When I came back to campus for the start of my junior year last fall, I was welcomed by my friends, but soon found myself facing the question of swimming. During my freshman year, I’d occasionally gone to the pool to swim on my own, but that seemed impossible to me now. Thinking about going to Freeman and having to face the endless gendered paths that lay between me and the pool terrified me, and I didn’t know when or how I’d ever re-enter a swimming pool. A space where I’d probably spent the most time and been the most comfortable outside of my own home for the entirety of my youth now scared me because of how it would require me to fit into strictly drawn lines of women vs. men in every aspect of the swimming experience.

These lines from a them.us article put it best:

“In a swimsuit, one’s entire body is on display, with little left to the imagination. I do not wish to have my entire body on display like this, as I am instantly read as a gender I am not, and I am reminded that despite my best efforts to alleviate dysphoria through layers of clothing, I still remain in the body I was born in.”

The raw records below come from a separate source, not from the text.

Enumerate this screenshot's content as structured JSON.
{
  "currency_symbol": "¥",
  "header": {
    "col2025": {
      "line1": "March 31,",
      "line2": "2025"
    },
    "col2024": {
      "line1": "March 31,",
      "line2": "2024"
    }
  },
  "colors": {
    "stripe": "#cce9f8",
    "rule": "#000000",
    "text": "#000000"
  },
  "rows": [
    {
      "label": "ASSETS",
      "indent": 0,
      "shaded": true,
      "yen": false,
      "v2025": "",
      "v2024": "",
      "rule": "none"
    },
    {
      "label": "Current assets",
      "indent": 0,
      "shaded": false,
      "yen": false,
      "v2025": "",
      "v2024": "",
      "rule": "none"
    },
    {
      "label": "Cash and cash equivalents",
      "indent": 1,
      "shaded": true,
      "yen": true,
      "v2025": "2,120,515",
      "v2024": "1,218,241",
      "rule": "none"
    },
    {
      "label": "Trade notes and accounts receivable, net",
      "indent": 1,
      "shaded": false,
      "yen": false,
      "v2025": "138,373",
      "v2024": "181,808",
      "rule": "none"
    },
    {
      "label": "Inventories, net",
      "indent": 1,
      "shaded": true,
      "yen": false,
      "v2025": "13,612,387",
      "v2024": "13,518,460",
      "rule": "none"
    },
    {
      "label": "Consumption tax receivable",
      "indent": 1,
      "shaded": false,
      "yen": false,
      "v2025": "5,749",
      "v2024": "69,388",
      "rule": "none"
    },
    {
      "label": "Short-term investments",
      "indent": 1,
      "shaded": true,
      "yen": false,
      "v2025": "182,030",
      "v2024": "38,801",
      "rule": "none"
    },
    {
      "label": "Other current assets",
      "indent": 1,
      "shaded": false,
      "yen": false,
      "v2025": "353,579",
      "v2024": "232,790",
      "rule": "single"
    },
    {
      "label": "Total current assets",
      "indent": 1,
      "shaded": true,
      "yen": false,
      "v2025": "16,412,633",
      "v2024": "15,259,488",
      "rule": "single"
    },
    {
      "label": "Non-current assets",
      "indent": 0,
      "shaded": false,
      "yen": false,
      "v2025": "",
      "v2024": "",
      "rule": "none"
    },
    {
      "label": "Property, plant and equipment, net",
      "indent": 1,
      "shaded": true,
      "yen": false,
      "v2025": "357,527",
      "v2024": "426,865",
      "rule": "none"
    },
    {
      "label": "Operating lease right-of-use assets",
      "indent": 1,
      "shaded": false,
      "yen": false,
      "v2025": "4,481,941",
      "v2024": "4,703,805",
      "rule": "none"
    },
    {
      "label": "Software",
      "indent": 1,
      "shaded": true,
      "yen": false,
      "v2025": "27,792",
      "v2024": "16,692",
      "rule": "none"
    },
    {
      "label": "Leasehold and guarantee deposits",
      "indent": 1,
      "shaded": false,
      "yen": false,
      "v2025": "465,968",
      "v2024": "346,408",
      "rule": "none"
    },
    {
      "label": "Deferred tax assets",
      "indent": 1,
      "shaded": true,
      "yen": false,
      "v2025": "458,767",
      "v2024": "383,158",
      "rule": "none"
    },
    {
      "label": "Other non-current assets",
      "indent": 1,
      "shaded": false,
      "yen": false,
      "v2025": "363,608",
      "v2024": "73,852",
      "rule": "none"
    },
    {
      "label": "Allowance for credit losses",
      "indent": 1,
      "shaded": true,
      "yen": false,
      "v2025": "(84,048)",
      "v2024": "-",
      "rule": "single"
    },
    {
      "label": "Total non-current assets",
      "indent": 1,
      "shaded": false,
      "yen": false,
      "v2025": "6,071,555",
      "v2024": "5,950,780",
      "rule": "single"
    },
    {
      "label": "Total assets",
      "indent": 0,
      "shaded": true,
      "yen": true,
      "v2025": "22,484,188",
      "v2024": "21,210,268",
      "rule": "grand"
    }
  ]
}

The experiences of professional athletes like basketball player Layshia Clarendon with coming out as non-binary in the sports world make it all too clear that the world of sports still has miles to go before athletics are welcoming to everyone. 

Sometimes I think about how my time in college would have been different if I had stayed on the swim team—what my social circles would look like, how my free time would have been spent—and I also think about how I’m almost certain that I wouldn’t have figured out who I really was if I’d stayed a swimmer. Since returning to Wesleyan last year, the space in my life that swimming left empty has been filled by new extracurriculars. Joining Throw Culture, Wesleyan’s all-gender ultimate Frisbee team, has been one of the best decisions I made in college. The people on that team and the space they’ve created to openly discuss and explore gender identity within the sport of ultimate Frisbee has been so freeing to be a part of, and going to tournaments to compete as a team has given me a new outlet for athletic competition without having to be cut and fit into a gender binary. 

Sometimes people will ask me if I like swimming. I never know exactly how to give them an answer that encompasses everything about what being a swimmer was to me.